Addressing toxic stress needs to be a cross-sector effort with sustained collaborations between the healthcare, public health, social services, education, justice, and other allied sectors.
What You Can Do to Address Toxic Stress
Share our Salud America! team’s 11-part exploration into the important recommendations in Dr. Nadine Burke Harris’ roadmap to address ACEs and toxic stress:
- Toxic Stress and its Lifelong Health Consequences. Toxic stress is a public health crisis that has lifelong impacts on physical, mental, and behavioral health.
- We Need to Recognize Toxic Stress as a Health Condition with Clinical Implications. Health experts are pushing to elevate toxic stress and developmental trauma on national research and policy agendas.
- Cut Toxic Stress with 3 Types of Public Health Prevention Interventions. Preventing toxic stress requires a three-level public health intervention approach (current article)
- How to Use Healthcare Strategies to Address Toxic Stress. In clinics, hospitals, and other healthcare settings, workers can provide universal trauma-informed care and more.
- Using Public Health Strategies to Address Toxic Stress. When it comes to ACEs and resulting toxic stress, the public health sector can play a critical role by strengthening economic support, positive family relationships, and social services.
- How to Use Social Service Strategies to Address Toxic Stress. We need trauma-informed training for social workers, as well as family-friendly workplaces and home visits.
- Toxic Stress in Early Childhood and How to Prevent It. Early childhood is a key time for preventing ACEs and toxic stress.
- Toxic Stress in Justice and How to Address It. Encounters with police are “intrinsically stressful and potentially traumatic,” especially for youth of color.
- Toxic Stress in Education and How to Address It. ACEs and toxic stress can hinder a person’s learning and school success.
- California’s Epic Response to Toxic Stress and ACEs.

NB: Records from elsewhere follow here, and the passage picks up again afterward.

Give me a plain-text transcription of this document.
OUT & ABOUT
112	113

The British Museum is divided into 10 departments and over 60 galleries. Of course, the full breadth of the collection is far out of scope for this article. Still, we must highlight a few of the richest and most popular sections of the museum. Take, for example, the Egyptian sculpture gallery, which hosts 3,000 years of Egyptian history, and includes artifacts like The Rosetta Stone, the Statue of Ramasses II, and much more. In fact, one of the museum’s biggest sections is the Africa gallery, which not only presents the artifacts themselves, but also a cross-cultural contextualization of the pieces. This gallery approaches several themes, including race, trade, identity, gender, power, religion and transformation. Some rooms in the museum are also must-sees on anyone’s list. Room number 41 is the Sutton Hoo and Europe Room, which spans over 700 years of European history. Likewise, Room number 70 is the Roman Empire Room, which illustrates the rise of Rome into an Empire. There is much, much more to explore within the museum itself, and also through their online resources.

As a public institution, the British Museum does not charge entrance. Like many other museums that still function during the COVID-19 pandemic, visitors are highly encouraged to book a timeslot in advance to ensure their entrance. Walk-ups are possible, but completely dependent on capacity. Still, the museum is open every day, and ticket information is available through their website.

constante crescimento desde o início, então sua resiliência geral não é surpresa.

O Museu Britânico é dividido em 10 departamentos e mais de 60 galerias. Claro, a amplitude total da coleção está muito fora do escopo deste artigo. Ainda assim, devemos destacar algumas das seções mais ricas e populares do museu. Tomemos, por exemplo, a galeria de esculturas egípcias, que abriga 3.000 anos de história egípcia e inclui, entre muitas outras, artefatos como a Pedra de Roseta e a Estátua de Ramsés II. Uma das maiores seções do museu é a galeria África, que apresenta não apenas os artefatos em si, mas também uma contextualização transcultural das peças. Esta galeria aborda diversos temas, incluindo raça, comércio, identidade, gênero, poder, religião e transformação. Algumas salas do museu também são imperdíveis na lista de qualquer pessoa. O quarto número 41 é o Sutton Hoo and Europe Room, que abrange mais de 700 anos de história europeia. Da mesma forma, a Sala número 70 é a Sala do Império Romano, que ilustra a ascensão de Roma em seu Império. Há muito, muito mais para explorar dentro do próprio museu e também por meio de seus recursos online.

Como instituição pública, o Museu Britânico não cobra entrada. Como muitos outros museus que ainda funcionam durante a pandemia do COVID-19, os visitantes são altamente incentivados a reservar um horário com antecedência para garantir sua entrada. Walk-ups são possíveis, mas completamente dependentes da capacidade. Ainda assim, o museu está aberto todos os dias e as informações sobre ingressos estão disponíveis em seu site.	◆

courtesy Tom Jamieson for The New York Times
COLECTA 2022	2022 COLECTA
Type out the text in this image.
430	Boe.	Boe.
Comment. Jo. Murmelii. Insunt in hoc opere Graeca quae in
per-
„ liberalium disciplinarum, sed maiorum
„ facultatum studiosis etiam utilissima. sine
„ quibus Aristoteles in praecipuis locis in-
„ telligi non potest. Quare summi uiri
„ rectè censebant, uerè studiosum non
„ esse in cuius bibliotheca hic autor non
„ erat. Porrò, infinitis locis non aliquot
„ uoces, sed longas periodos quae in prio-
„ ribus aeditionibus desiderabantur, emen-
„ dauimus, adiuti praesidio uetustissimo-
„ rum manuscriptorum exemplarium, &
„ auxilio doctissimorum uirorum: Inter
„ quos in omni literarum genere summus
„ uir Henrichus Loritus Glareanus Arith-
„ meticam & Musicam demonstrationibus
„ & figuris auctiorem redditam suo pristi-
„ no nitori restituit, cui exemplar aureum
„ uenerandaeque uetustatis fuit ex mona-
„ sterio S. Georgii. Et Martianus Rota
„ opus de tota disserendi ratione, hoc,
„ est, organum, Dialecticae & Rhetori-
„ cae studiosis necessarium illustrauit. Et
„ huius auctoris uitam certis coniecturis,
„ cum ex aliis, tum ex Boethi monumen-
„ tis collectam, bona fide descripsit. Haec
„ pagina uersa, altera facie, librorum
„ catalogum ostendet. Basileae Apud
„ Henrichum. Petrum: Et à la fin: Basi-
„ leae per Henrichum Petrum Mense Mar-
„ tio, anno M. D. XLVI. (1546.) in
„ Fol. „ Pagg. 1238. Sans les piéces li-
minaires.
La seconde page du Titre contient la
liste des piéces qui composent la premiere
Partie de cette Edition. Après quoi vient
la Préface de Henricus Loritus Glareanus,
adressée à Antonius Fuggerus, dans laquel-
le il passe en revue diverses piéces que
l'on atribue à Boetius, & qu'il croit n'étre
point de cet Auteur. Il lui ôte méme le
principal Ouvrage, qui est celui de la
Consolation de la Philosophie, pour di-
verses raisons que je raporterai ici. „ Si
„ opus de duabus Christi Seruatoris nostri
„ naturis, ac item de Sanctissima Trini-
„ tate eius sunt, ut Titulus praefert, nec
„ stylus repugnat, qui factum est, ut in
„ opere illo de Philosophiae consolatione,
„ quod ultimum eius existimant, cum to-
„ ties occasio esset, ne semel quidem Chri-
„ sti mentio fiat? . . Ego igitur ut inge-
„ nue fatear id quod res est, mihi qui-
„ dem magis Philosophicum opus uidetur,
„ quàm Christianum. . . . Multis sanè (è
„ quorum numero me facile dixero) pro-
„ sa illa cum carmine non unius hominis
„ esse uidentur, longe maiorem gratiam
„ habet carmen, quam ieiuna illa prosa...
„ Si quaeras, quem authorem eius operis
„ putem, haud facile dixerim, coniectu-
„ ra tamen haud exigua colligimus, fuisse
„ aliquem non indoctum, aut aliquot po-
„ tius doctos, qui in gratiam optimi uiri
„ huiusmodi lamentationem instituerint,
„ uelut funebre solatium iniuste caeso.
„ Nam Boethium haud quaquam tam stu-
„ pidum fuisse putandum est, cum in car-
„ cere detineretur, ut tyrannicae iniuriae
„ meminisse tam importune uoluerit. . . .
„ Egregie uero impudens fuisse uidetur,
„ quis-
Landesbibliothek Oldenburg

California, already leading the nation in addressing ACEs, is making inroads to address toxic stress.
- 5 Upstream Ways You Can Take Action to Address Toxic Stress. Here are ways you can take action to address toxic stress.
Share this with friends and colleagues to raise awareness about the impacts of ACEs and toxic stress through a coordinated public education campaign.
Urge local leaders to recognize and respond to toxic stress using the three-part public health approach to prevention.
“To truly transform the negative outcomes associated with ACEs, California, as well as other states and nations, must act intentionally and inclusively to address the structural factors that result in disparities in health, social, and economic outcomes and opportunities,” Burke Harris’ roadmap states.